Is Valentine’s Day just a marketing gimmick?
Nicholas Mazzei, a corporate social responsibility adviser, says YES.
Love is a commodity in much demand, and there is little enough of it to go around.
The decline in the amount of sex men in the US are having has been linked to the rise of popularism and the election of Donald Trump. Loneliness in the UK is growing, while the use of dating apps is swiftly becoming the most popular way for people to meet.
Love, it seems, really is all we need — if only we can find it.
But Valentine’s Day and the commercial engine behind it is not the solution we need. The industrial-holiday complex loves Valentine’s Day, a way to spew out endless amounts of tat, cheap chocolate, crappy wine and tacky cards which we think we need to buy to prove our love for another (or others, if you’re so lucky).
It isn’t true. The meaning of Valentine’s Day is to share love. Do it with a phone call, a text, a whisper into your darling’s ear. Go tell someone you fancy that you, well, fancy them.

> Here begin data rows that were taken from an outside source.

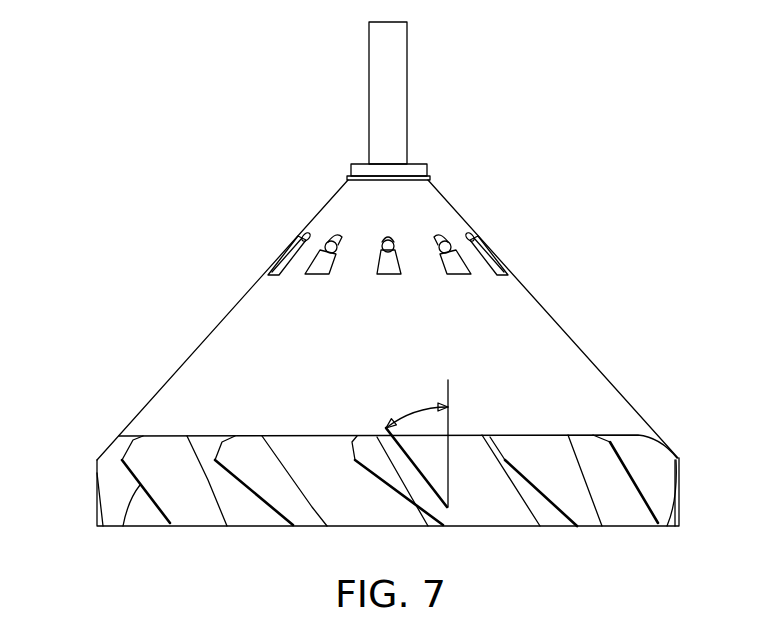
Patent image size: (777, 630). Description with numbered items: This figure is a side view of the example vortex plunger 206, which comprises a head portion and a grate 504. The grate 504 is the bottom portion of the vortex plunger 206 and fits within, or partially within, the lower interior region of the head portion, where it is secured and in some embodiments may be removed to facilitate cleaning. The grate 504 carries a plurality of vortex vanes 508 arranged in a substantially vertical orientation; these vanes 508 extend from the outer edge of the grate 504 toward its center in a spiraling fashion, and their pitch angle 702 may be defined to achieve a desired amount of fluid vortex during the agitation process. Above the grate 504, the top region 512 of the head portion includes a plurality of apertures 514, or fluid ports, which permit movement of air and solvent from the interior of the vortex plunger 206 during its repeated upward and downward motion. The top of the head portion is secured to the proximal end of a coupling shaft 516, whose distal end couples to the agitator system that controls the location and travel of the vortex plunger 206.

The vortex plunger 206 is at (668, 232).
The grate 504 is at (73, 488).
The vortex vanes 508 is at (163, 480).
The top region 512 is at (227, 313).
The apertures 514 is at (445, 248).
The coupling shaft 516 is at (398, 97).
The pitch angle 702 is at (417, 443).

It’ll make their day and won’t cost you a penny.
Mark Davis, co-founder and creative director of property branding agency me&dave, says NO.
What’s wrong with a bit of good old-fashioned romance? There’s so much doom and gloom in the world right now, we could all use a little harmless light relief.

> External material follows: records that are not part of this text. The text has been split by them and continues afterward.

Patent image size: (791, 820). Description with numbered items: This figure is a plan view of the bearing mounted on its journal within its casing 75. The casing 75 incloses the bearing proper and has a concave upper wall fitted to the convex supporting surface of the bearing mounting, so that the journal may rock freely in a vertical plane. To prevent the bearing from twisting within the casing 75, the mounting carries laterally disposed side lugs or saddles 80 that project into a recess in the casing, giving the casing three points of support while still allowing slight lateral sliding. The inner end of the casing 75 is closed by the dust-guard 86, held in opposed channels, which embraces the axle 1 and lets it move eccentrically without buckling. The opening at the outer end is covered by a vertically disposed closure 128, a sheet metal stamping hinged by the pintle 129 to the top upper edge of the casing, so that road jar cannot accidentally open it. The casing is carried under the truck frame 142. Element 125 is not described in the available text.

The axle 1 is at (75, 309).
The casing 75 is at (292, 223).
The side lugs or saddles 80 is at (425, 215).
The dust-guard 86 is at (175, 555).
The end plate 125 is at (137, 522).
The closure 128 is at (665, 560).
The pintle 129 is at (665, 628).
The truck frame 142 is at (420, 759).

Okay, perhaps going for a pink-themed dinner for two is a bit on the gimmicky side, so why not put a spin on things and inject some humour?
Lots of restaurants are offering “free meals for third wheels” this Valentine’s Day, for example, for couples who are happy for a mate to crash their romantic date.
At our workplace, blank cards have been left in piles around the building, encouraging people to write messages and send them to anyone who has caught their eye. It’s a bit of flirty fun, a chance to spread some love and happiness (and make Sunida in accounts feel special).
If you take a creative approach and give things a bit of a twist, Valentine’s Day doesn’t have to be a “commercial con”. It can put a smile on people’s faces.